Они пробыли в райкоме почти до сумерек, а к ночи на райисполкомовской паре коней выехали из Калмацкого по дороге на Малый Брод. Антропов спешил по каким-то своим надобностям в окраинные деревни района, и ему пришлось сделать крюк, чтобы доставить Чекана до места.
Уже поздней ночью, миновав рощу вековых берез и выгон, повозка достигла, наконец, погруженных в темноту, молчаливых улиц Малого Брода.
В сельском Совете двое дежурных играли в самодельные шашки. Одного из них, посыльного Акима Окурыша, Антропов отправил за секретарем партячейки Гурлевым, но того дома не оказалось.
Ночевал Федор в «каталажке» — прохладной комнатке с зарешеченным окном, назначенной для содержания арестованных. Начало это было не очень приятно. Утром проснулся рано и сразу же вышел на крыльцо продышаться.
Небо, без единого облачка, предвещало ясную погоду. По всему порядку улицы тонкие сизые дымки из печных труб растекались по крышам, застилая карнизы домов. На ступеньках крыльца дымили цигарками Аким Окурыш и второй дежурный Иван Добрынин. Оба они привлекли внимание Чекана не столь бедностью одежды, давно изношенной и залатанной, но прежде всего, внешним своеобразием. Аким имел фигуру короткую, сухую, вдобавок немного сугорбую, а худые ноги, обутые в старые сапоги, были неестественно вывернуты носками в разные стороны. Круглое в частых рябинках лицо Акима было покрыто совсем редкой, как засохшая трава, бороденкой, наверно, ни разу не бритой. Такую же редкую растительность на голове прорезала от лба до затылка гладкая лысина, а под выцветшими бровями хитро и умно зыркали чуть прищуренные глаза. Зато голос у него был сочный, басовитый, отчего возникало странное чувство чего-то большого, сильного, но запрятанного в узкой груди Акима. А Иван Добрынин был непомерно тощий, болезненный, с неистребимой нуждой во всем облике и словно затаенной надеждой во взгляде. Оба они безучастно покосились на Федора, затем сдвинулись на ступеньку пониже, чтобы ему удобнее было стоять у перил. Неожиданно тишина над селом взорвалась от колокольного звона.
— Заутреня началась в церкви, — набожно сказал Добрынин, сняв шапку и перекрестив лоб. — С праздничком тебя, Аким! Со вторым спасом!

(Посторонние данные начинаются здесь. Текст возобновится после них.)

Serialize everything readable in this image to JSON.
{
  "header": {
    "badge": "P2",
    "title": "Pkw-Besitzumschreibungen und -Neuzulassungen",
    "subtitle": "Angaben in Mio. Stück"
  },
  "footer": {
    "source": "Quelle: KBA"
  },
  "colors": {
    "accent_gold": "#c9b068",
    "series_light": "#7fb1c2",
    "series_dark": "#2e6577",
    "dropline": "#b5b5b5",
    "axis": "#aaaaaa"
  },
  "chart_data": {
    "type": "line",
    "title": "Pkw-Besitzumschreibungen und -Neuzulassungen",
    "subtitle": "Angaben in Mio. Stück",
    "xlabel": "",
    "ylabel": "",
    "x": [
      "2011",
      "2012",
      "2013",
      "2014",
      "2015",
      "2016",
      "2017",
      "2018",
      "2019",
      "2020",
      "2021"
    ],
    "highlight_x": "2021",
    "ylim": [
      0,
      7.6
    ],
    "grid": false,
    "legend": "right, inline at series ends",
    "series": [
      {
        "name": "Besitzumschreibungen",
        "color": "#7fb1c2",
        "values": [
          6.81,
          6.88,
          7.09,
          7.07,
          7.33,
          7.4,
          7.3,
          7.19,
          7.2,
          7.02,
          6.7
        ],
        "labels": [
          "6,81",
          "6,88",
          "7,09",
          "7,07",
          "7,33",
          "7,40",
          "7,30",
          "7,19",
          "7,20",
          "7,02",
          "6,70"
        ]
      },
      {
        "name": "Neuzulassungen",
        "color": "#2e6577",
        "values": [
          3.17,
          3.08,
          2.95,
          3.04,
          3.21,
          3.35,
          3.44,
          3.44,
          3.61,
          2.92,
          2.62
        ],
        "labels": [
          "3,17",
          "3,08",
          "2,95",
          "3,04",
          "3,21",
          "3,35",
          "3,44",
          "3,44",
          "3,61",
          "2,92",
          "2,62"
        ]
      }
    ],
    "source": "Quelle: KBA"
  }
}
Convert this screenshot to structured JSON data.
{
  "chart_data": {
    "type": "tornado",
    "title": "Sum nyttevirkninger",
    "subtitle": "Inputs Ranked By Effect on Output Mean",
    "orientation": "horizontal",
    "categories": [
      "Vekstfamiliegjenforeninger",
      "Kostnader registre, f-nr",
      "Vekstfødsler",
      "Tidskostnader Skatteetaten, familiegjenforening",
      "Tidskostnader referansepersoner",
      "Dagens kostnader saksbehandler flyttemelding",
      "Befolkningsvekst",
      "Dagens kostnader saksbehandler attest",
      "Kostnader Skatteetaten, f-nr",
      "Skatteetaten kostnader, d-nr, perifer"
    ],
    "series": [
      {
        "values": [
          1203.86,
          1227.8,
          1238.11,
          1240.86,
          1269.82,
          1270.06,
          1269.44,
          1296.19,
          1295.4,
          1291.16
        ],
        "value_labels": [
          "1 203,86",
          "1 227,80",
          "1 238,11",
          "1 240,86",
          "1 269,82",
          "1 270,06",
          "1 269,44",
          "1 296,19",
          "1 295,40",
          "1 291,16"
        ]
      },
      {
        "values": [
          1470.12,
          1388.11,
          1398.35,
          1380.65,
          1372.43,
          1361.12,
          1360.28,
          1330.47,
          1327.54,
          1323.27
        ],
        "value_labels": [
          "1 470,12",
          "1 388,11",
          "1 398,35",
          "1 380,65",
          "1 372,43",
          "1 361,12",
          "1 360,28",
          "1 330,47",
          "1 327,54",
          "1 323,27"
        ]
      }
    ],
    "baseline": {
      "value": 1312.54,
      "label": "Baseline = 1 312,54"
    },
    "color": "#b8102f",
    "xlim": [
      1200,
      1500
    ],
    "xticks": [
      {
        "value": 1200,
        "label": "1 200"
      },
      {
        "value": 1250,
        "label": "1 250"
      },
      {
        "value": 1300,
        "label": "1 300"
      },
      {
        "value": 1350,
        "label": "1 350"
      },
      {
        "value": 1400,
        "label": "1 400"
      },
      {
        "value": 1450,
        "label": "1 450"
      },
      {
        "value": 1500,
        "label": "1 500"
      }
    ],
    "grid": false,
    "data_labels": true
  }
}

Тот сплюнул потухшую цигарку.
— Я и паску не праздновал. Капиталов-то нету, чтобы зазря прохлаждаться. А на энтот второй спас, по вере-то, надобно мед есть и бабе говорить: «Чеши мое брюхо, оближи мою бороду, я досыта меду наелся!» Богатым — тем ясное дело, тем праздники справлять не в убыток. В коей двор ни зайдешь, всюду сладкий запах в ноздри шибает. Шаньги, пироги да вареные в масле кральки. Этак нанюхаешься возле богатых-то дворов, так и домой идти неохота.
— Неохота, — тоскливо подтвердил Иван. — А как жить дальше? Каким же способом к жизни ловчее приладиться? Бают, иные люди клады находют…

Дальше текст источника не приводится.